Au Sahara occidental, le Maroc bénéficie du plein soutien de la France, avec laquelle il entretient une proximité maximale. Mais le soutien français seul ne suffit pas à imposer une issue conforme aux intérêts franco-marocains, même s’il sert à bloquer d’autres solutions.

La lutte pour l’autodétermination au Timor oriental, précédemment occupé par l’Indonésie et un pays indépendant depuis 2002, ressemble un peu à la lutte sahraouie : quelles similitudes et différences voyez-vous entre les deux cas ? Quels facteurs sont entrés en jeu pour que le Timor oriental organise enfin un référendum sous l’égide de l’ONU alors que le Sahara occidental attend toujours ?

Comme je l’ai dit? entre le Sahara occidental et le Timor oriental, il y a une différence essentielle : la puissance occupante du Timor oriental n’avait pas le soutien inconditionnel d’un membre permanent du Conseil de sécurité, mais la puissance occupante du Sahara occidental en a un (la France).

L’instabilité au Timor oriental mettait en péril la sécurité juridique de certaines activités économiques dans la région et, comme l’Indonésie ne bénéficiait pas d’un appui INCONDITIONNEL, il a été décidé de donner une sécurité juridique à ces activités par la décolonisation.

Au Sahara Occidental, il y a eu des moments de grande instabilité mais quand les activités économiques étaient moins importantes que maintenant. Maintenant qu’il y a plus d’activités économiques, il y a moins d’instabilité sur le territoire… mais il y a une instabilité juridique considérable due aux jugements européens. Toutefois, le soutien INCONDITIONNEL de la France vise à assurer la sécurité des activités économiques par la fraude ou le fait accompli.
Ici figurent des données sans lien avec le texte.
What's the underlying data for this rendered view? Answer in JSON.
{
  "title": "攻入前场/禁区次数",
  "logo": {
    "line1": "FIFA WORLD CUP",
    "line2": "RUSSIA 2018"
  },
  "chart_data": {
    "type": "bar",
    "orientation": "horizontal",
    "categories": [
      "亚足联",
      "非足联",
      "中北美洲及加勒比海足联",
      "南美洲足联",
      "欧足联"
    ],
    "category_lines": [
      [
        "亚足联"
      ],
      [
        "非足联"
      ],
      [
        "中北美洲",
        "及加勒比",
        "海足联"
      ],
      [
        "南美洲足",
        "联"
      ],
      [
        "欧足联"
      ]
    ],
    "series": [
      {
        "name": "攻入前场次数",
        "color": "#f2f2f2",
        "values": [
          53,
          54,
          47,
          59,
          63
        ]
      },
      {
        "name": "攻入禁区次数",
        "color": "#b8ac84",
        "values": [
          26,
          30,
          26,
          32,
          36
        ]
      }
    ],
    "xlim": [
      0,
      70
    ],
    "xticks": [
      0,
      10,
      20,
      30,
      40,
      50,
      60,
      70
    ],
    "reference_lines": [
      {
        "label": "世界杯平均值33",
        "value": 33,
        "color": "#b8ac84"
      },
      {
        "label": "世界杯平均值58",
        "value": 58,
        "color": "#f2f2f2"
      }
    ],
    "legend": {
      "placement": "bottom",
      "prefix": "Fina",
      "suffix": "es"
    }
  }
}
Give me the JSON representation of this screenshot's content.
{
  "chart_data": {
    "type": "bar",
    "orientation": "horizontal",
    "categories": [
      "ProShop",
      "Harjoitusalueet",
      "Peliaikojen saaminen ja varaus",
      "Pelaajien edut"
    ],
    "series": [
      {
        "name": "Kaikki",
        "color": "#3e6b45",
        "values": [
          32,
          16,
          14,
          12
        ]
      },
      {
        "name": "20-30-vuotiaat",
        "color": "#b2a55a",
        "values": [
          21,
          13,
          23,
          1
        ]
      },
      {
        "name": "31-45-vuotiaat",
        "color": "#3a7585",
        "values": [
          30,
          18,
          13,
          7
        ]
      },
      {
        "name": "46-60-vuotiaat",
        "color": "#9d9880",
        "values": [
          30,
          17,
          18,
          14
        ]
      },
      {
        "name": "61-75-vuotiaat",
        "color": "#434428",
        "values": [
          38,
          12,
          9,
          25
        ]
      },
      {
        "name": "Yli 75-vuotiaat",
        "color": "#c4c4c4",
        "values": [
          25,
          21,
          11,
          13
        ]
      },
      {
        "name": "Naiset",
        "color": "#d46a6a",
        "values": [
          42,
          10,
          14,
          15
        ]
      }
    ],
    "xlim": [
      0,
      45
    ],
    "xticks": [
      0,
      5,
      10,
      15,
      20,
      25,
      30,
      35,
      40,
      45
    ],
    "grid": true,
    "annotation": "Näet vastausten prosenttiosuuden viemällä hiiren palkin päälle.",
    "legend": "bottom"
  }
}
Pedro Sánchez et le roi du Maroc, Mohamed VI, à Rabat. EFE

Quelle a été la position de l’Espagne au cours des dernières décennies et comment s’est-elle positionnée dans les différents processus de négociation et plans de paix ? Comment l’Espagne devrait agir, à votre avis ?

La position officielle de l’Espagne, depuis l’abandon du territoire, est fixée dans la lettre du 26 février 1976. Cette position n’a pas changé.

Cependant, bien que l’Espagne continue à soutenir le processus de paix de l’ONU (qui, synthétiquement, continue à considérer que le territoire n’a pas été décolonisé et que la décolonisation doit se faire par l’autodétermination), le fait est que la politique étrangère a changé au cours des quatre dernières décennies. Fondamentalement, les deux tendances ont été :

– Équilibre en Afrique du Nord (politiques de Suarez et Aznar)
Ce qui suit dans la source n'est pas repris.